The space before cataclysm. You swim in its occupants. Let them gestate and braid.
Before you empty yourself out You can hold yourself in your hands
#2.1 It IS failure, art A form of failure. Failure, without the overbearing negative valence. The way an engineer would understand. A system failure wherein the substance now stands outside the frame it was intended for. The chrome of the engine standing outside the mangled vehicle.
Frayed openings, shimmering metals
#2.2 In medicine they have the ampule. Sealed by heat, left seamless and infinite. A sterile glass capsule. The contents live freely inside, dancing around the interior unthreatened, unafraid of release.
Perfect, impermeable
The doctor must crack the glass vial in order to empty out its contents. Cracking leaves the ampule ragged. Gifting edges that will never marry.
A failure of structure–by design nonetheless–yet still. How sad to be the ampule.
Poured out and permanently altered
*******************
The only time I laugh with you along the river's edge is when we’re bone dry.
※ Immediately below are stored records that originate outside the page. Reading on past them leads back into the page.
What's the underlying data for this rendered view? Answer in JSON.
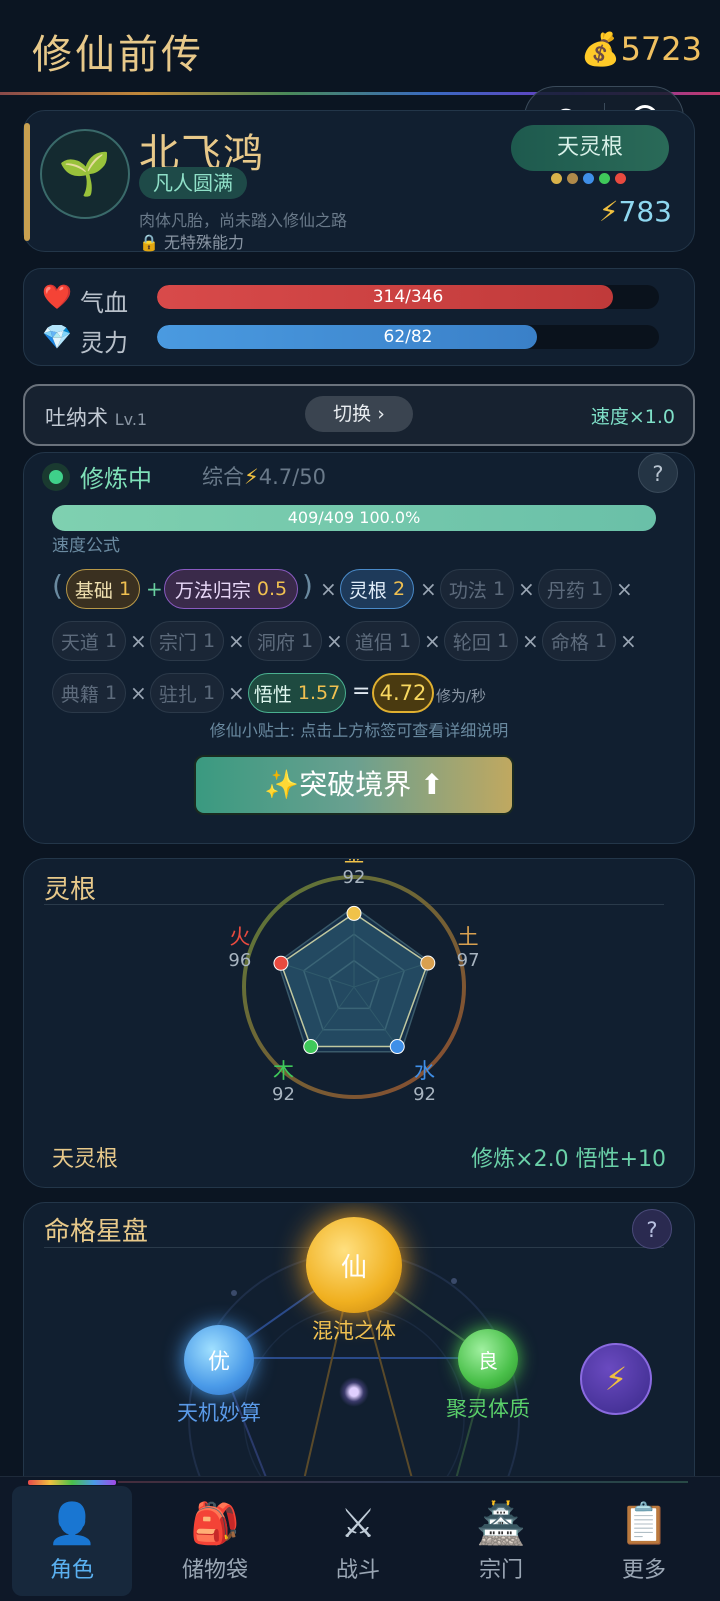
{
  "app": {
    "title": "修仙前传",
    "coins": "5723",
    "coin_icon": "money-bag-icon"
  },
  "profile": {
    "name": "北飞鸿",
    "realm": "凡人圆满",
    "desc": "肉体凡胎，尚未踏入修仙之路",
    "ability": "无特殊能力",
    "root_badge": "天灵根",
    "power": "783",
    "power_icon": "⚡",
    "root_dot_colors": [
      "#d8b24a",
      "#b08a4a",
      "#3f8fe8",
      "#3fc85a",
      "#e84a3f"
    ]
  },
  "stats": {
    "hp": {
      "label": "气血",
      "text": "314/346",
      "fraction": 0.908
    },
    "mp": {
      "label": "灵力",
      "text": "62/82",
      "fraction": 0.756
    }
  },
  "technique": {
    "name": "吐纳术",
    "level": "Lv.1",
    "switch_label": "切换 ›",
    "speed": "速度×1.0"
  },
  "cultivation": {
    "status": "修炼中",
    "summary_prefix": "综合",
    "summary_icon": "⚡",
    "summary_value": "4.7/50",
    "help": "?",
    "progress_text": "409/409  100.0%",
    "progress_fraction": 1.0,
    "formula_label": "速度公式",
    "tip": "修仙小贴士: 点击上方标签可查看详细说明",
    "breakthrough": "✨突破境界 ⬆",
    "rate_unit": "修为/秒",
    "terms": {
      "base": {
        "label": "基础",
        "value": "1"
      },
      "wanfa": {
        "label": "万法归宗",
        "value": "0.5"
      },
      "linggen": {
        "label": "灵根",
        "value": "2"
      },
      "gongfa": {
        "label": "功法",
        "value": "1"
      },
      "danyao": {
        "label": "丹药",
        "value": "1"
      },
      "tiandao": {
        "label": "天道",
        "value": "1"
      },
      "zongmen": {
        "label": "宗门",
        "value": "1"
      },
      "dongfu": {
        "label": "洞府",
        "value": "1"
      },
      "daolv": {
        "label": "道侣",
        "value": "1"
      },
      "lunhui": {
        "label": "轮回",
        "value": "1"
      },
      "mingge": {
        "label": "命格",
        "value": "1"
      },
      "dianji": {
        "label": "典籍",
        "value": "1"
      },
      "zhuzha": {
        "label": "驻扎",
        "value": "1"
      },
      "wuxing": {
        "label": "悟性",
        "value": "1.57"
      },
      "result": "4.72"
    }
  },
  "spirit_root": {
    "title": "灵根",
    "type": "天灵根",
    "bonus": "修炼×2.0  悟性+10",
    "elements": [
      {
        "name": "金",
        "value": "92",
        "color": "#f0c24a"
      },
      {
        "name": "土",
        "value": "97",
        "color": "#d8a050"
      },
      {
        "name": "水",
        "value": "92",
        "color": "#3f8fe8"
      },
      {
        "name": "木",
        "value": "92",
        "color": "#3fc85a"
      },
      {
        "name": "火",
        "value": "96",
        "color": "#e84a3f"
      }
    ]
  },
  "destiny": {
    "title": "命格星盘",
    "help": "?",
    "nodes": [
      {
        "glyph": "仙",
        "name": "混沌之体"
      },
      {
        "glyph": "优",
        "name": "天机妙算"
      },
      {
        "glyph": "良",
        "name": "聚灵体质"
      }
    ],
    "action_icon": "⚡"
  },
  "nav": [
    {
      "label": "角色",
      "icon": "👤"
    },
    {
      "label": "储物袋",
      "icon": "🎒"
    },
    {
      "label": "战斗",
      "icon": "⚔"
    },
    {
      "label": "宗门",
      "icon": "🏯"
    },
    {
      "label": "更多",
      "icon": "📋"
    }
  ]
}
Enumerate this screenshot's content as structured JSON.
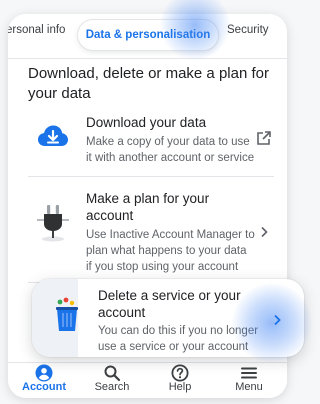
{
  "tabs": {
    "left_label": "ersonal info",
    "active_label": "Data & personalisation",
    "right_label": "Security"
  },
  "section": {
    "title": "Download, delete or make a plan for your data"
  },
  "items": [
    {
      "title": "Download your data",
      "description_lines": [
        "Make a copy of your data to use",
        "it with another account or service"
      ],
      "icon": "cloud-download-icon",
      "action_icon": "open-external-icon"
    },
    {
      "title_lines": [
        "Make a plan for your",
        "account"
      ],
      "description_lines": [
        "Use Inactive Account Manager to",
        "plan what happens to your data",
        "if you stop using your account"
      ],
      "icon": "power-plug-icon",
      "action_icon": "chevron-right-icon"
    },
    {
      "title_lines": [
        "Delete a service or your",
        "account"
      ],
      "description_lines": [
        "You can do this if you no longer",
        "use a service or your account"
      ],
      "icon": "trash-bin-icon",
      "action_icon": "chevron-right-icon"
    }
  ],
  "bottom_nav": [
    {
      "label": "Account",
      "icon": "account-circle-icon",
      "active": true
    },
    {
      "label": "Search",
      "icon": "search-icon",
      "active": false
    },
    {
      "label": "Help",
      "icon": "help-icon",
      "active": false
    },
    {
      "label": "Menu",
      "icon": "menu-icon",
      "active": false
    }
  ],
  "colors": {
    "accent": "#1a73e8",
    "text_primary": "#202124",
    "text_secondary": "#5f6368",
    "glow": "#4285f4"
  }
}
We can stand at the top of the building and see how much play is in the guardrail. Smile at the creaking mounts every sway. Find it funny how we can’t fall.
It’s only because we bind humor to our trust in the screw. In its ability to contain. To protect. We stiffen at the break of the screw; at the unchained falling mass. And avert our eyes from the exposed boundary. It reminds us of the fragility of the container:
the failure of its contents standing outside of it
It was never fun. But there is exaltation in true breakdown Somewhere between catharsis and exorcism
RYAN RIFFENBURGH is a writer and musician in Los Angeles. His work has appeared in XRAY, The Big One, High Horse Review, and elsewhere.